A strong set of 4QFY21 results

Riding on the construction sector recovery, BRC reported a net profit of S$17.7m in 4QFY21 (4QFY20: S$0.2m), above expectations at 118% of our FY21F. Due to easing steel prices, BRC recorded lower provision for onerous contracts in 4QFY21 of S$4.9m (3QFY21: S$11.5m), which helped its GPM improve to 7.4%. Key positive was the declaration of an 8 Scts final dividend, bringing FY21 total dividend to 12 Scts (8% yield).

Construction output to recover as foreign workers return

Singapore’s construction output remained at c.25% below pre-Covid-19 levels in 3QCY21, mainly due to labour shortages, but we are cautiously optimistic on recovery ahead. With easing border restrictions, BRC expect more foreign workers to enter Singapore in coming months, alleviating the labour shortage situation towards 2HCY22F. Covid-19 disruptions are also increasingly minimised, with the workforce getting to grips with the new normal. BRC expects the work pace to pick up in the coming quarters as
builders rush to fulfil the sizeable number of outstanding construction contracts.

Welcoming Hong Leong Asia as its 2nd largest shareholder

On 14 Oct, through a combination of new share placement and married deals, Hong Leong Asia (HLA SP, Add, TP: S$1.05, CP: S$0.81) acquired a 20% stake in BRC. We see synergistic collaboration between both parties, which are market leaders in the supply of their respective type of building materials (HLA in ready-mix and precast concrete, BRC in reinforced steel). We see greater collaboration between both
companies to increase automation opportunities within the prefabricated prefinished volumetric construction (PPVC) building technology. There could also be potential joint overseas expansion opportunities in China or Southeast Asia, where trends towards improving productivity in the construction sector are emerging.

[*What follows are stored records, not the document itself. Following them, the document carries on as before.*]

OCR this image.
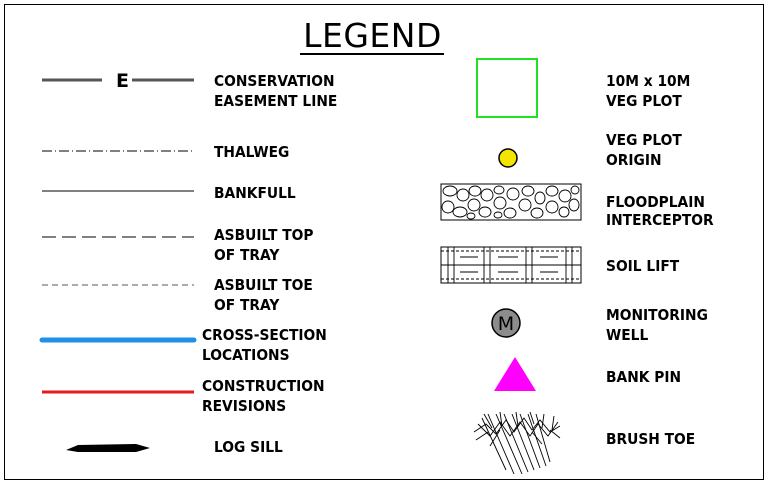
LEGEND
E	CONSERVATION
EASEMENT LINE
THALWEG
BANKFULL
ASBUILT TOP
OF TRAY
ASBUILT TOE
OF TRAY
CROSS-SECTION
LOCATIONS
CONSTRUCTION
REVISIONS
LOG SILL
M
10M x 10M
VEG PLOT
VEG PLOT
ORIGIN
FLOODPLAIN
INTERCEPTOR
SOIL LIFT
MONITORING
WELL
BANK PIN
BRUSH TOE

Reiterate Add with higher TP of S$2.10

We continue to like BRC as a proxy to Singapore’s construction sector recovery, given its market leadership in the reinforced steel industry. Our net profit forecasts for FY22-23F were raised by 14%-17%; our EPS forecast changes accounted for share dilution post-completion of share placement to HLA. Reiterate Add, with a higher TP of S$2.10, based on 1.53x CY22F P/BV (GGM: ROE 14.6%, cost of equity 9.7%, terminal growth 0.5%), as we roll over our valuation base year to end-2022F. Re-rating catalysts include earlier-than-expected recovery in Singapore construction activities; downside risks include
counterparty credit risks given weakened financial health of the industry due to pandemic.